In February 2003, an African Muslim rebellion emerged, and in the year that followed, Arab militias known as Janjaweed, who have been linked to the government, waged a bloody and brutal campaign of violence, killing countless thousands of civilians and driving nearly 2 million innocent people from their rural homes. The majority of the displaced people now live in camps in Darfur and are completely dependent on international humanitarian aid for survival. The Sudanese government erected tough obstacles, nearly sealing the region off from the outside world for months. In March, after continued pressure, aid agencies slowly began to gain entry into the region.

In April of this year, a cease-fire was signed between rebels and the government. In early July, U.N. Secretary-General Kofi Annan visited Darfur, and in the weeks that followed, a handful of African Union cease-fire monitors arrived, and a Security Council resolution was passed calling on the government to end the violence and allow free access to aid agencies. Since then, some steps have been taken to resolve the humanitarian crisis, and the aid agencies have significantly increased their presence.

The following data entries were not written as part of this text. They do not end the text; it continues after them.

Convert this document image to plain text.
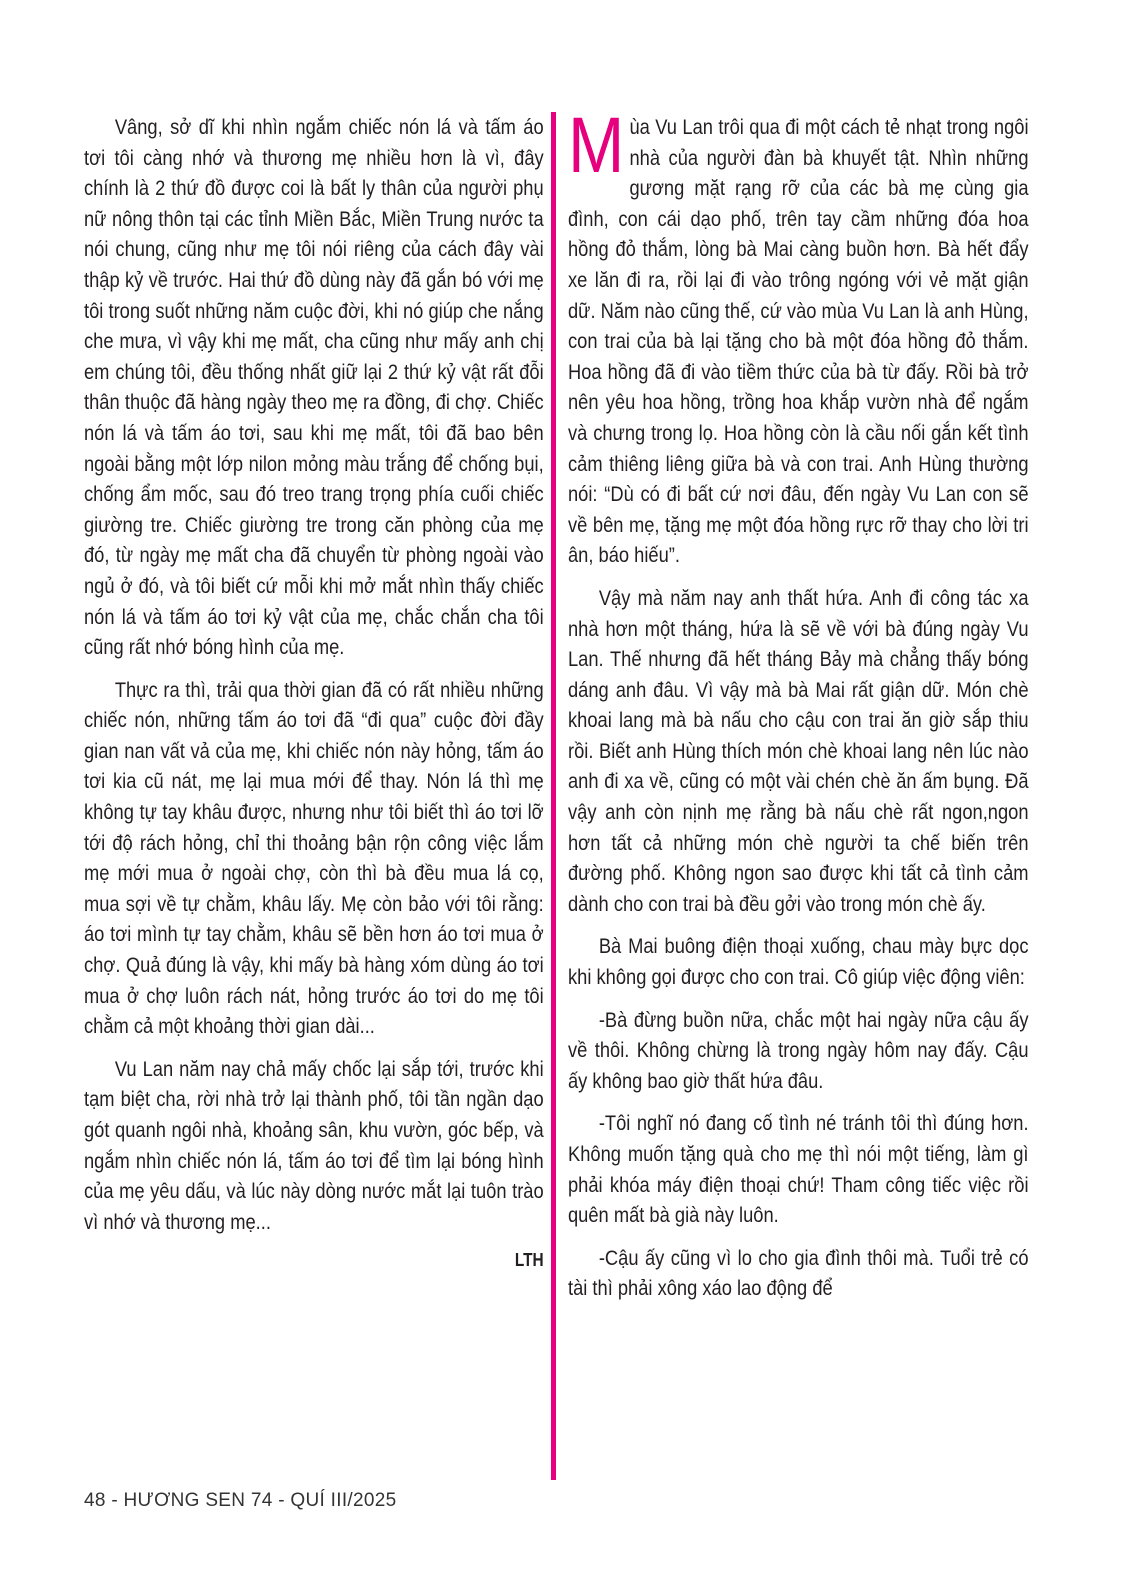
Vâng, sở dĩ khi nhìn ngắm chiếc nón lá và tấm áo tơi tôi càng nhớ và thương mẹ nhiều hơn là vì, đây chính là 2 thứ đồ được coi là bất ly thân của người phụ nữ nông thôn tại các tỉnh Miền Bắc, Miền Trung nước ta nói chung, cũng như mẹ tôi nói riêng của cách đây vài thập kỷ về trước. Hai thứ đồ dùng này đã gắn bó với mẹ tôi trong suốt những năm cuộc đời, khi nó giúp che nắng che mưa, vì vậy khi mẹ mất, cha cũng như mấy anh chị em chúng tôi, đều thống nhất giữ lại 2 thứ kỷ vật rất đỗi thân thuộc đã hàng ngày theo mẹ ra đồng, đi chợ. Chiếc nón lá và tấm áo tơi, sau khi mẹ mất, tôi đã bao bên ngoài bằng một lớp nilon mỏng màu trắng để chống bụi, chống ẩm mốc, sau đó treo trang trọng phía cuối chiếc giường tre. Chiếc giường tre trong căn phòng của mẹ đó, từ ngày mẹ mất cha đã chuyển từ phòng ngoài vào ngủ ở đó, và tôi biết cứ mỗi khi mở mắt nhìn thấy chiếc nón lá và tấm áo tơi kỷ vật của mẹ, chắc chắn cha tôi cũng rất nhớ bóng hình của mẹ.

Thực ra thì, trải qua thời gian đã có rất nhiều những chiếc nón, những tấm áo tơi đã “đi qua” cuộc đời đầy gian nan vất vả của mẹ, khi chiếc nón này hỏng, tấm áo tơi kia cũ nát, mẹ lại mua mới để thay. Nón lá thì mẹ không tự tay khâu được, nhưng như tôi biết thì áo tơi lỡ tới độ rách hỏng, chỉ thi thoảng bận rộn công việc lắm mẹ mới mua ở ngoài chợ, còn thì bà đều mua lá cọ, mua sợi về tự chằm, khâu lấy. Mẹ còn bảo với tôi rằng: áo tơi mình tự tay chằm, khâu sẽ bền hơn áo tơi mua ở chợ. Quả đúng là vậy, khi mấy bà hàng xóm dùng áo tơi mua ở chợ luôn rách nát, hỏng trước áo tơi do mẹ tôi chằm cả một khoảng thời gian dài...

Vu Lan năm nay chả mấy chốc lại sắp tới, trước khi tạm biệt cha, rời nhà trở lại thành phố, tôi tần ngần dạo gót quanh ngôi nhà, khoảng sân, khu vườn, góc bếp, và ngắm nhìn chiếc nón lá, tấm áo tơi để tìm lại bóng hình của mẹ yêu dấu, và lúc này dòng nước mắt lại tuôn trào vì nhớ và thương mẹ...

LTH

Mùa Vu Lan trôi qua đi một cách tẻ nhạt trong ngôi nhà của người đàn bà khuyết tật. Nhìn những gương mặt rạng rỡ của các bà mẹ cùng gia đình, con cái dạo phố, trên tay cầm những đóa hoa hồng đỏ thắm, lòng bà Mai càng buồn hơn. Bà hết đẩy xe lăn đi ra, rồi lại đi vào trông ngóng với vẻ mặt giận dữ. Năm nào cũng thế, cứ vào mùa Vu Lan là anh Hùng, con trai của bà lại tặng cho bà một đóa hồng đỏ thắm. Hoa hồng đã đi vào tiềm thức của bà từ đấy. Rồi bà trở nên yêu hoa hồng, trồng hoa khắp vườn nhà để ngắm và chưng trong lọ. Hoa hồng còn là cầu nối gắn kết tình cảm thiêng liêng giữa bà và con trai. Anh Hùng thường nói: “Dù có đi bất cứ nơi đâu, đến ngày Vu Lan con sẽ về bên mẹ, tặng mẹ một đóa hồng rực rỡ thay cho lời tri ân, báo hiếu”.

Vậy mà năm nay anh thất hứa. Anh đi công tác xa nhà hơn một tháng, hứa là sẽ về với bà đúng ngày Vu Lan. Thế nhưng đã hết tháng Bảy mà chẳng thấy bóng dáng anh đâu. Vì vậy mà bà Mai rất giận dữ. Món chè khoai lang mà bà nấu cho cậu con trai ăn giờ sắp thiu rồi. Biết anh Hùng thích món chè khoai lang nên lúc nào anh đi xa về, cũng có một vài chén chè ăn ấm bụng. Đã vậy anh còn nịnh mẹ rằng bà nấu chè rất ngon,ngon hơn tất cả những món chè người ta chế biến trên đường phố. Không ngon sao được khi tất cả tình cảm dành cho con trai bà đều gởi vào trong món chè ấy.

Bà Mai buông điện thoại xuống, chau mày bực dọc khi không gọi được cho con trai. Cô giúp việc động viên:

-Bà đừng buồn nữa, chắc một hai ngày nữa cậu ấy về thôi. Không chừng là trong ngày hôm nay đấy. Cậu ấy không bao giờ thất hứa đâu.

-Tôi nghĩ nó đang cố tình né tránh tôi thì đúng hơn. Không muốn tặng quà cho mẹ thì nói một tiếng, làm gì phải khóa máy điện thoại chứ! Tham công tiếc việc rồi quên mất bà già này luôn.

-Cậu ấy cũng vì lo cho gia đình thôi mà. Tuổi trẻ có tài thì phải xông xáo lao động để

48 - HƯƠNG SEN 74 - QUÍ III/2025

However, in the time that I was there, despite enormous efforts on the part of the United Nations and the international community as a whole, the violence has escalated rather than decreased. Fighting between rebels and government troops has intensified; tens of thousands of civilians have continued to flee their villages, overwhelming cash-strapped aid agencies; and millions of people continue to live in a constant state of fear.